Es ist nicht der Lichtstrahl selbst, der Löcher in Chromosomen brennt oder in einzelne Moleküle schneidet. Auf einen so winzigen Punkt lässt sich das Laserlicht nicht mehr fokussieren. Der Lasermedizin-Experte Professor Karsten König erreichte mit den ultrakurzen Laserpulsen eines Femtosekundenlasers einen Licht-Fokus von etwa einem Millionstel Meter - auch das war noch zu groß für die Nanochirurgie.

 
 

Mit einem Kunstgriff ist König der Durchbruch gelungen: Der Biophysiker nutzt die Wechselwirkung zwischen Nanopartikeln und Licht. Hierzu wird ein Nano-Metallkügelchen mit Hilfe molekularbiologischer Methoden an die Gensequenz gebunden, die ausgeschaltet werden soll; zum Beispiel eine bestimmte Region des Chromosoms 1. Das Licht des Femtosekundenlasers - ultrakurze Laserpulse im nahen infraroten Spektralbereich - trifft ähnlich einem Scheinwerfer auf die Umgebung des Chromosoms. Der Nanopartikel fängt das Licht auf, erwärmt sich und brennt ein nur 40 Nanometer großes Loch exakt in diese Stelle. "Optical knock-out" nennen das die Wissenschaftler. Die umliegenden Teile des Chromosoms bleiben dabei unbeschadet.

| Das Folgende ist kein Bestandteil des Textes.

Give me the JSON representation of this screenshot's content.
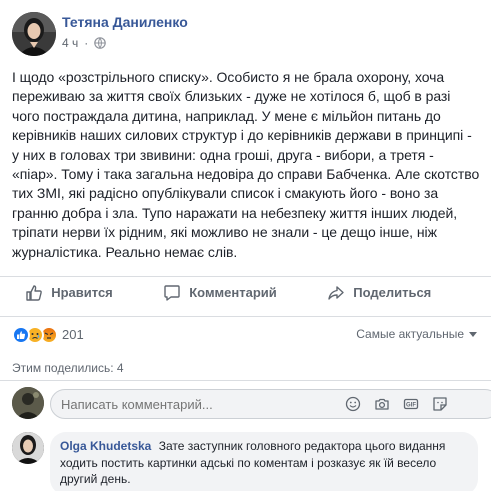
{
  "post": {
    "author": "Тетяна Даниленко",
    "time": "4 ч",
    "text": "І щодо «розстрільного списку». Особисто я не брала охорону, хоча переживаю за життя своїх близьких - дуже не хотілося б, щоб в разі чого постраждала дитина, наприклад. У мене є мільйон питань до керівників наших силових структур і до керівників держави в принципі - у них в головах три звивини: одна гроші, друга - вибори, а третя - «піар». Тому і така загальна недовіра до справи Бабченка. Але скотство тих ЗМІ, які радісно опублікували список і смакують його - воно за гранню добра і зла. Тупо наражати на небезпеку життя інших людей, тріпати нерви їх рідним, які можливо не знали - це дещо інше, ніж журналістика. Реально немає слів."
  },
  "actions": {
    "like": "Нравится",
    "comment": "Комментарий",
    "share": "Поделиться"
  },
  "reactions": {
    "count": "201",
    "sort_label": "Самые актуальные",
    "colors": {
      "like": "#1877f2",
      "sad": "#f7b125",
      "angry": "#e9710f"
    }
  },
  "shared": "Этим поделились: 4",
  "composer": {
    "placeholder": "Написать комментарий..."
  },
  "comment": {
    "author": "Olga Khudetska",
    "text": "Зате заступник головного редактора цього видання ходить постить картинки адські по коментам і розказує як їй весело другий день."
  }
}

Diese Kombinationstechnik aus Nanopartikel und ultrakurzen Laserpulsen schafft die Grundlage für eine Laser-Nanochirurgie. Erstmals werden eine hochpräzise optische DNA-Chirurgie und optische Nanomanipulation von Molekülen möglich. Dies eröffnet vollkommen neue therapeutische Möglichkeiten. So lassen sich zukünftig in der Gentherapie bestimmte genomische Bereiche der DNA, etwa solche, die einen genetischen Defekt verursachen, gezielt inaktivieren.

Auch in der Tumor-, Neuro- oder Augenchirurgie sehen die Forscher Anwendungsfelder ihrer Methode. Das Team um Professor König am Lehrstuhl für Mikrosensorik der Universität des Saarlandes und am Fraunhofer-Institut für Biomedizinische Technik in St. Ingbert arbeitet derzeit daran, Proteine und einzelne Bestandteile von Tumorzellen optisch außer Gefecht zu setzen.